Relations Mali – Algérie : l’ancien Premier ministre Choguel Maïga appelle à la retenue et au dialogue dans une lettre ouverte au président Tebboune

Relations Mali - Algérie : l’ancien Premier ministre Choguel Maïga appelle à la retenue et au dialogue dans une lettre ouverte au président Tebboune. © Primature du Mali

L’ancien Premier ministre malien, Choguel Kokalla Maïga, de sa cellule de la prison de Koulikoro, a adressé une lettre ouverte au président algérien, Abdelmadjid Tebboune, dans laquelle il appelle à l’apaisement, à la retenue diplomatique et au retour à des relations fraternelles entre le Mali et l’Algérie.

Dans ce message solennel, rendu public à l’occasion de la Journée nationale de la souveraineté retrouvée (JNSR) du Mali, l’ancien chef du gouvernement exprime sa « profonde préoccupation » face à la dégradation récente du climat diplomatique entre les deux pays, marquée selon lui par des discours inappropriés, des accusations réciproques et des tensions verbales sur la scène internationale.

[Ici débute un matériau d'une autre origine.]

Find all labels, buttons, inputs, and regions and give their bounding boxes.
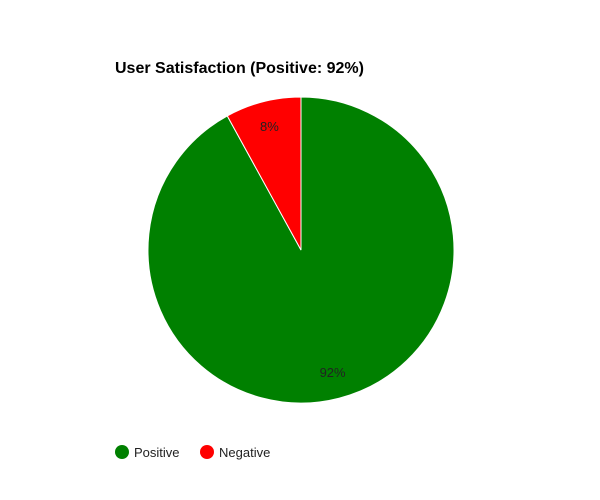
slice-label-positive: 92% bbox=[320, 365, 346, 380]
legend-marker-positive bbox=[115, 445, 129, 459]
legend-label-positive: Positive bbox=[134, 445, 180, 460]
chart-title: User Satisfaction (Positive: 92%) bbox=[115, 60, 364, 77]
slice-label-negative: 8% bbox=[260, 119, 279, 134]
pie-slices bbox=[147, 96, 455, 404]
legend-marker-negative bbox=[200, 445, 214, 459]
pie-slice-negative bbox=[226, 96, 302, 251]
pie-slice-labels: 92% 8% bbox=[260, 119, 346, 380]
legend: Positive Negative bbox=[115, 445, 270, 460]
legend-label-negative: Negative bbox=[219, 445, 270, 460]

Choguel Maïga évoque notamment les interventions des représentants maliens et algériens lors de la 80e session de l’Assemblée générale des Nations unies en septembre 2025, qu’il juge préjudiciables aux relations historiques entre les deux États. Il fait également référence à des déclarations du ministre algérien des Affaires étrangères, Ahmed Attaf, ainsi qu’à une intervention de l’ambassadeur d’Algérie aux États-Unis, Sabri Boudouma, qui, selon lui, ont alimenté incompréhensions et inquiétudes quant à la perception de la situation au nord du Mali.

Se présentant comme un citoyen attaché à l’unité du Mali, à sa souveraineté et à l’amitié séculaire entre Bamako et Alger, Choguel Maïga rappelle que les peuples malien et algérien sont liés par l’histoire, la géographie et des liens de sang. Il insiste sur la nécessité pour les dirigeants des deux pays de préserver ces acquis, quelles que soient les divergences politiques conjoncturelles.

Dans sa lettre, l’ancien Premier ministre plaide pour une « patience stratégique » et un sens élevé de la responsabilité dans la gestion des relations bilatérales. Il estime que les différends actuels peuvent être dépassés à travers une relecture honnête de l’histoire commune et un dialogue fondé sur le respect mutuel et la sincérité.

Choguel Maïga annonce également avoir joint à sa lettre un mémorandum destiné à éclairer les autorités algériennes sur certains aspects historiques et politiques des relations entre les deux pays. Il précise que ses réflexions s’appuient sur plusieurs de ses ouvrages et tribunes publiés depuis 1990, consacrés notamment aux rébellions au nord du Mali, à la crise de l’État malien et à la résistance des populations face à la colonisation.

Concluant son message par un appel à la concorde entre les peuples algérien et malien, l’ancien Premier ministre affirme n’être animé que par le souci du retour de la sérénité, de l’entente et de la compréhension mutuelle dans une région sahélienne confrontée à de multiples défis sécuritaires et politiques.